Happy 26th Anniversary Street Fighter II and thanks for making me feel old.
 

Tizoc

Member
Lots of cool SF2 artwork were posted here btw

nLyrd1B.jpg
mNXSl2t.jpg


rZNZQJD.jpg

Also bonus Kinu Nishimura art because she is awesome and non of you know who she is :v
 

Meesh

Member
Damn this makes me feel so old!! And what's more depressing is that I also remember playing the original street fighter in the arcades back in 1988..... (or was it 1989.. not sure)
Lol shit. Brings back memories... when I bought the original cart for SNES, at the time my local store in Canada wanted closer to 90$ including taxes in Canadian $. Worth every penny... didn't mind buying all the upgraded versions either. It's still my go-to fighting game when I have my kids 🙂
 
Used to play SF2 at my local pool hall on breaks from college. Absolutely adored it then and have lost count of the amount of different home versions I've owned, including crazy expensive imported SNES version.

Quite possibly my favourite game if all time.
 
You guys had it good. There wasn't an arcade anywhere near me and I didn't have a SNES, so I rocked the Amiga version. Single button joysticks, multiple disk swaps per match, 32 color graphics, doing Shoryuken with a Flash kick motion... but I had to convince myself that it was awesome or die of jealousy.
 

GeoNeo

I disagree.
No, it didn't. But I'm guessing you already knew that and are acting intentionally obtuse.
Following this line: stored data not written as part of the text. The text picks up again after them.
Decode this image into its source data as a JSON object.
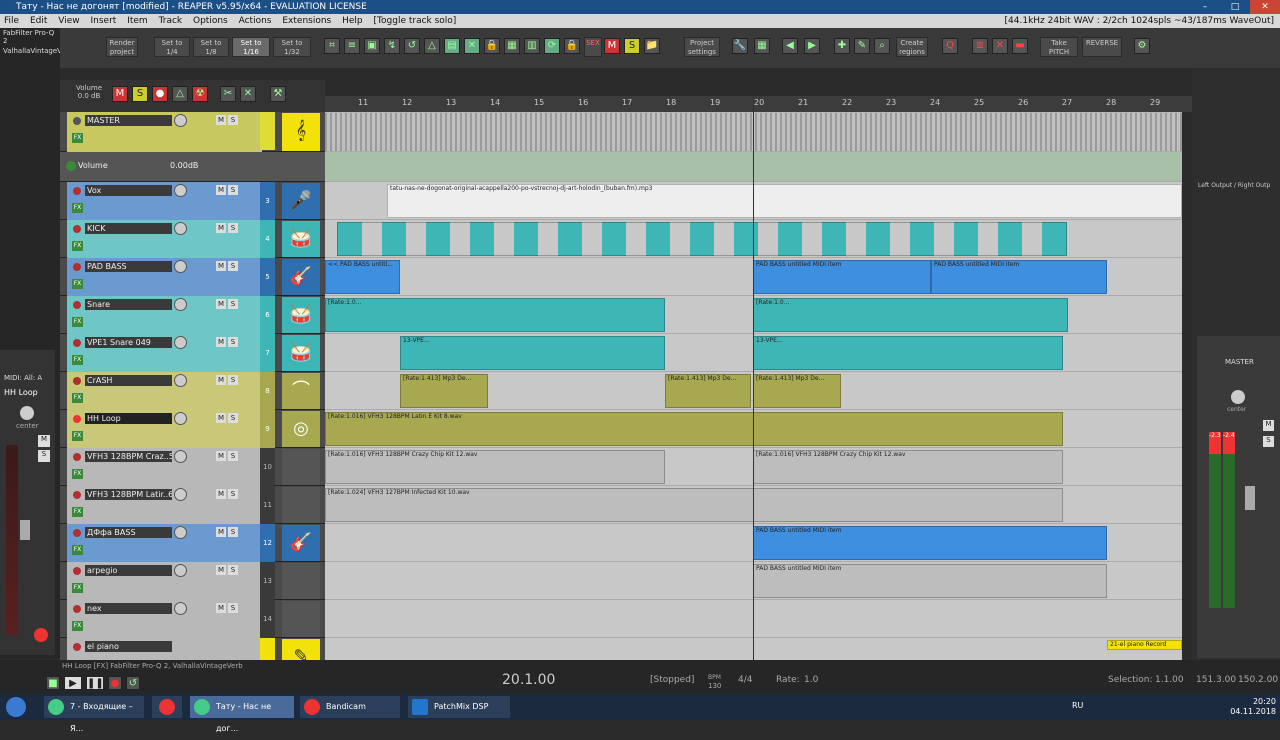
{
  "window": {
    "title": "Тату - Нас не догонят [modified] - REAPER v5.95/x64 - EVALUATION LICENSE"
  },
  "menu": {
    "items": [
      "File",
      "Edit",
      "View",
      "Insert",
      "Item",
      "Track",
      "Options",
      "Actions",
      "Extensions",
      "Help",
      "[Toggle track solo]"
    ],
    "info": "[44.1kHz 24bit WAV : 2/2ch 1024spls ~43/187ms WaveOut]"
  },
  "left_strip": {
    "fx1": "FabFilter Pro-Q 2",
    "fx2": "ValhallaVintageVe"
  },
  "toolbar": {
    "render": "Render project",
    "grid": [
      "Set to 1/4",
      "Set to 1/8",
      "Set to 1/16",
      "Set to 1/32"
    ],
    "project_settings": "Project settings",
    "create_regions": "Create regions",
    "take_pitch": "Take PITCH",
    "reverse": "REVERSE",
    "sex": "SEX"
  },
  "tcp_header": {
    "volume_label": "Volume",
    "volume_value": "0.0 dB"
  },
  "ruler": [
    "11",
    "12",
    "13",
    "14",
    "15",
    "16",
    "17",
    "18",
    "19",
    "20",
    "21",
    "22",
    "23",
    "24",
    "25",
    "26",
    "27",
    "28",
    "29"
  ],
  "tracks": [
    {
      "name": "MASTER",
      "num": ""
    },
    {
      "name": "Volume",
      "num": "",
      "value": "0.00dB"
    },
    {
      "name": "Vox",
      "num": "3"
    },
    {
      "name": "KICK",
      "num": "4"
    },
    {
      "name": "PAD BASS",
      "num": "5"
    },
    {
      "name": "Snare",
      "num": "6"
    },
    {
      "name": "VPE1 Snare 049",
      "num": "7"
    },
    {
      "name": "CrASH",
      "num": "8"
    },
    {
      "name": "HH Loop",
      "num": "9"
    },
    {
      "name": "VFH3 128BPM Craz..5",
      "num": "10"
    },
    {
      "name": "VFH3 128BPM Latir..6",
      "num": "11"
    },
    {
      "name": "ДФфа BASS",
      "num": "12"
    },
    {
      "name": "arpegio",
      "num": "13"
    },
    {
      "name": "nex",
      "num": "14"
    },
    {
      "name": "el piano",
      "num": ""
    }
  ],
  "items": {
    "vox": "tatu-nas-ne-dogonat-original-acappella200-po-vstrecnoj-dj-art-holodin_(buban.fm).mp3",
    "pad1": "<< PAD BASS untitl...",
    "pad2": "PAD BASS untitled MIDI item",
    "pad3": "PAD BASS untitled MIDI item",
    "snare": "[Rate:1.0...",
    "vpe": "13-VPE...",
    "crash": "[Rate:1.413] Mp3 De...",
    "hh": "[Rate:1.016] VFH3 128BPM Latin E Kit 8.wav",
    "craz": "[Rate:1.016] VFH3 128BPM Crazy Chip Kit 12.wav",
    "latin": "[Rate:1.024] VFH3 127BPM Infected Kit 10.wav",
    "bass": "PAD BASS untitled MIDI item",
    "arp": "PAD BASS untitled MIDI item",
    "piano": "21-el piano Record"
  },
  "left_mcp": {
    "label": "MIDI: All: A",
    "track": "HH Loop",
    "pan": "center"
  },
  "right": {
    "output": "Left Output / Right Outp",
    "master": "MASTER",
    "pan": "center",
    "peak_l": "-2.3",
    "peak_r": "-2.4"
  },
  "transport": {
    "fx_line": "HH Loop [FX] FabFilter Pro-Q 2, ValhallaVintageVerb",
    "position": "20.1.00",
    "state": "[Stopped]",
    "bpm_label": "BPM",
    "bpm": "130",
    "sig": "4/4",
    "rate_label": "Rate:",
    "rate": "1.0",
    "selection_label": "Selection:",
    "sel1": "1.1.00",
    "sel2": "151.3.00",
    "sel3": "150.2.00"
  },
  "taskbar": {
    "items": [
      "7 - Входящие – Я...",
      "Тату - Нас не дог...",
      "Bandicam",
      "PatchMix DSP"
    ],
    "lang": "RU",
    "time": "20:20",
    "date": "04.11.2018"
  },
  "colors": {
    "teal": "#3fb6b6",
    "blue": "#3f8fe0",
    "olive": "#a8a850",
    "yellow": "#f2e20a",
    "master": "#c8c860"
  }
}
SF2: More original characters with original moves. Arcade Mode, All original soundtrack, biggest offline scene worldwide.

SFV: Server errors, rehashed music, rehashed characters, No arcade mode, worse AI.

SF2 was the better package, imo. 🤔
 

Tizoc

Member
SF2: More original characters with original moves. Arcade Mode, All original soundtrack, biggest offline scene worldwide.

SFV: Server errors, rehashed music, rehashed characters, No arcade mode, worse AI.

SF2 was the better package, imo. 🤔

SF2 is not the only fighting game in existence to have an Arcade mode in it.
AI in any fighting game can be stupid easy or stupid hard.

Saying it had original characters with original moves is ridiculous when there are many fighting games with original characters that have original moves, who later got sequels that rehashed music and rehashed characters.
 

Artdayne

Member
Street Fighter was such a forward thinking series, I'm curious how much of what is in those early games was created almost entirely on their own. I mean you did have Karate Champ:

Karate_Champ.png


That does predate the entire Street Fighter series and while that is probably the start of the head to head fighting game genre, I think Street Fighter was the first series to add special moves like Ryu's hadoken Obviously Street Fitghter also expanded on that a lot by having all these unique characters that had unique movesets. While I'll always prefer Samurai Shodown a bit, Capcom deserves a lot of credit for Street Fighter as it did in many ways make the genre a popular one.
 

Chinbo37

Member
I remember the first time I played it, it was at a water park.

There was a huge crowd of people around. I had heard of hte game but didnt know anything about it really. I put in my quarter and selected Blanka. I lost the first round and I thought that was it. I walked away from the machine and everyone was like "Hey its not over!"
 

GeoNeo

I disagree.
SF2 is not the only fighting game in existence to have an Arcade mode in it.
AI in any fighting game can be stupid easy or stupid hard.

Saying it had original characters with original moves is ridiculous when there are many fighting games with original characters that have original moves, who later got sequels that rehashed music and rehashed characters.

I'm not comparing SF2 to every other fighting game just SFV.

SFV as a packaged game how many years after SF2 gave very little extra value. Hell even SF4 was a WAY better package.